Vyacheslav Tuchnin, the minister counselor at the Russian Embassy in Tallinn, [Estonia,] has told local ethnic Russians that “the recognition by Russia of the occupation of Estonia by the Soviet Union is inevitable” and that they should “not interfere with this process,” a Russian activist in Estonia has complained to a sympathetic Russian news agency.Paul Goble seems to have an exclusive in the English language.
We recall the Berlin Wall as the end of the Soviet Union and the Cold War, but the way to those televisable actions was paved by quiet acknowledgement of reality by the Soviets: that the satellites should be allowed to go their own way; that applying the doctrine of class struggle to international relations really wasn't working.
In 1939, Hitler and Stalin agreed to be allies and, in a secret annex to their agreement, projected how they would divide up Eastern Europe. That agreement is known by the names of the foreign ministers who negotiated it, the Molotov-Ribbentrop Pact. Hitler broke the agreement by invading the Soviet Union in June 1941. But the Soviet Union ended World War II occupying or controlling much of the territory ceded to it by the Molotov-Ribbentrop Pact.
Even when the Soviet satellites were cast free, the Soviet Union, and later Russia, continued the fiction that the Baltic countries and others that they occupied had joined the Union voluntarily, that occupation was the wrong word.
Going back to the origins of Russia in Muscovy and Kievan Rus, there has been an obsession with what has been called more recently "the near abroad." This obsession is not entirely unjustified; with land borders, Russia has been invaded by Mongols, the French under Napoleon, and the Nazis. There have been issues with other countries as well. The outcome of this obsession has been to engulf the near abroad, to protect the existing boundaries. This, however, extends the boundaries outward and incorporated people who thought they were doing just fine under their own rulers.
For the past decade or so, the concern about the near abroad has flamed up in Russia again. During the Soviet times, ethnic Russians were encouraged to settle in the engulfed territories, and those who remained after the dissolution of the Soviet Union were encouraged to mount demonstrations for their rights.

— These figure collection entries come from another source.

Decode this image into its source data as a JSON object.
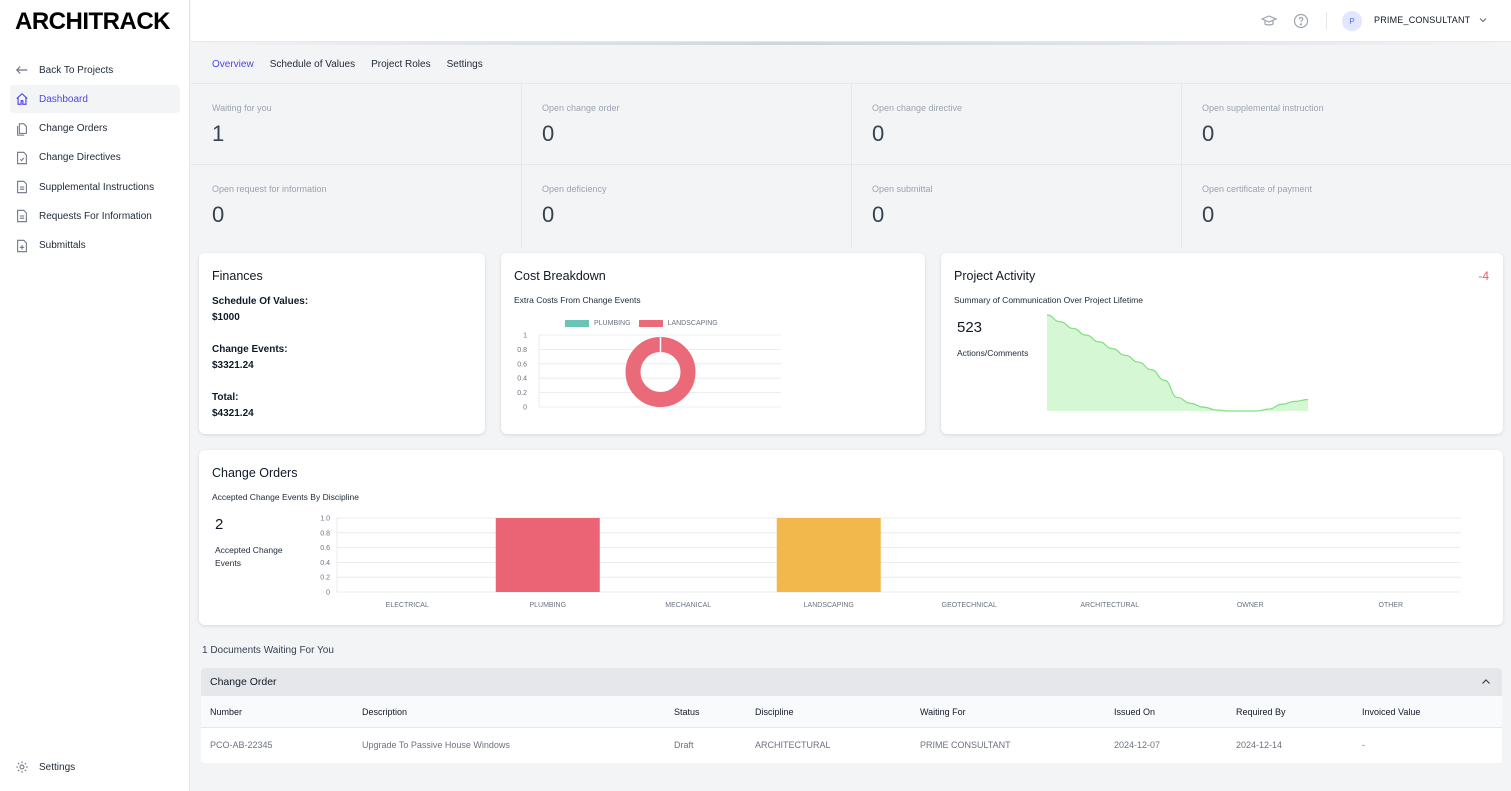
{
  "app": {
    "logo": "ARCHITRACK"
  },
  "sidebar": {
    "items": [
      {
        "label": "Back To Projects",
        "icon": "arrow-left-icon"
      },
      {
        "label": "Dashboard",
        "icon": "home-icon"
      },
      {
        "label": "Change Orders",
        "icon": "documents-icon"
      },
      {
        "label": "Change Directives",
        "icon": "document-check-icon"
      },
      {
        "label": "Supplemental Instructions",
        "icon": "document-text-icon"
      },
      {
        "label": "Requests For Information",
        "icon": "document-text-icon"
      },
      {
        "label": "Submittals",
        "icon": "document-add-icon"
      }
    ],
    "settings_label": "Settings"
  },
  "topbar": {
    "avatar_initial": "P",
    "user_name": "PRIME_CONSULTANT"
  },
  "tabs": [
    "Overview",
    "Schedule of Values",
    "Project Roles",
    "Settings"
  ],
  "stats": [
    {
      "label": "Waiting for you",
      "value": "1"
    },
    {
      "label": "Open change order",
      "value": "0"
    },
    {
      "label": "Open change directive",
      "value": "0"
    },
    {
      "label": "Open supplemental instruction",
      "value": "0"
    },
    {
      "label": "Open request for information",
      "value": "0"
    },
    {
      "label": "Open deficiency",
      "value": "0"
    },
    {
      "label": "Open submittal",
      "value": "0"
    },
    {
      "label": "Open certificate of payment",
      "value": "0"
    }
  ],
  "finances": {
    "title": "Finances",
    "sov_label": "Schedule Of Values:",
    "sov_value": "$1000",
    "ce_label": "Change Events:",
    "ce_value": "$3321.24",
    "total_label": "Total:",
    "total_value": "$4321.24"
  },
  "cost_breakdown": {
    "title": "Cost Breakdown",
    "subtitle": "Extra Costs From Change Events"
  },
  "project_activity": {
    "title": "Project Activity",
    "delta": "-4",
    "subtitle": "Summary of Communication Over Project Lifetime",
    "count": "523",
    "count_label": "Actions/Comments"
  },
  "change_orders": {
    "title": "Change Orders",
    "subtitle": "Accepted Change Events By Discipline",
    "count": "2",
    "count_label_1": "Accepted Change",
    "count_label_2": "Events"
  },
  "chart_data": [
    {
      "type": "pie",
      "variant": "doughnut",
      "categories": [
        "PLUMBING",
        "LANDSCAPING"
      ],
      "values": [
        0,
        1
      ],
      "colors": [
        "#6cc4b8",
        "#ea6a79"
      ],
      "yticks": [
        "0",
        "0.2",
        "0.4",
        "0.6",
        "0.8",
        "1"
      ],
      "legend": "top"
    },
    {
      "type": "area",
      "x": [
        0,
        1,
        2,
        3,
        4,
        5,
        6,
        7,
        8,
        9,
        10,
        11,
        12,
        13,
        14,
        15,
        16,
        17,
        18,
        19,
        20
      ],
      "values": [
        1.0,
        0.93,
        0.86,
        0.79,
        0.72,
        0.65,
        0.58,
        0.51,
        0.43,
        0.32,
        0.14,
        0.08,
        0.04,
        0.01,
        0.0,
        0.0,
        0.0,
        0.02,
        0.07,
        0.1,
        0.12
      ],
      "ylim": [
        0,
        1
      ],
      "color": "#7ee07e",
      "fill": "#d6f7d4"
    },
    {
      "type": "bar",
      "categories": [
        "ELECTRICAL",
        "PLUMBING",
        "MECHANICAL",
        "LANDSCAPING",
        "GEOTECHNICAL",
        "ARCHITECTURAL",
        "OWNER",
        "OTHER"
      ],
      "values": [
        0,
        1,
        0,
        1,
        0,
        0,
        0,
        0
      ],
      "colors": [
        "#9ca3af",
        "#ea6475",
        "#9ca3af",
        "#f2b84b",
        "#9ca3af",
        "#9ca3af",
        "#9ca3af",
        "#9ca3af"
      ],
      "yticks": [
        "0",
        "0.2",
        "0.4",
        "0.6",
        "0.8",
        "1.0"
      ],
      "ylim": [
        0,
        1
      ]
    }
  ],
  "documents_waiting": {
    "title": "1 Documents Waiting For You",
    "group": "Change Order",
    "columns": [
      "Number",
      "Description",
      "Status",
      "Discipline",
      "Waiting For",
      "Issued On",
      "Required By",
      "Invoiced Value"
    ],
    "rows": [
      [
        "PCO-AB-22345",
        "Upgrade To Passive House Windows",
        "Draft",
        "ARCHITECTURAL",
        "PRIME CONSULTANT",
        "2024-12-07",
        "2024-12-14",
        "-"
      ]
    ]
  }
}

For the first few years after that dissolution, some laws in some of the former Soviet republics were discriminatory, but that discrimination has been removed, particularly in the countries that have joined the European Union.
So, in 2007, ethnic Russians in Tallinn were encouraged by the Russian government to demonstrate against the removal of a Soviet war memorial from downtown Tallinn to a cemetary outside of town.
Now an official of the Russian embassy is telling those same ethnic Russians to prepare for the Russian government's acknowledgement that Estonia was under Soviet occupation.
Victory Day, May 8 or 9 depending on who is celebrating it, commemorates the surrender of Germany in 1945. That day has been traditional for ethnic Russian demonstrations in the "near abroad."
It appears that Moscow may be moving toward a less aggressive stance toward the "near abroad." Moscow may be feeling less threatened by NATO, and the conclusion of the New START treaty may be allaying fears that the Cold War still is active in American thought. It's a positive step for a Russian official to urge reconciliation before any official statement is issued, and it's positive that they are doing this even while Georgia's president, Mikhail Saakashvili, continues his accusatory rhetoric.
1 comment:
Interesting...that last link has expired already. The article went much further than others I've seen on the subject...perhaps too far?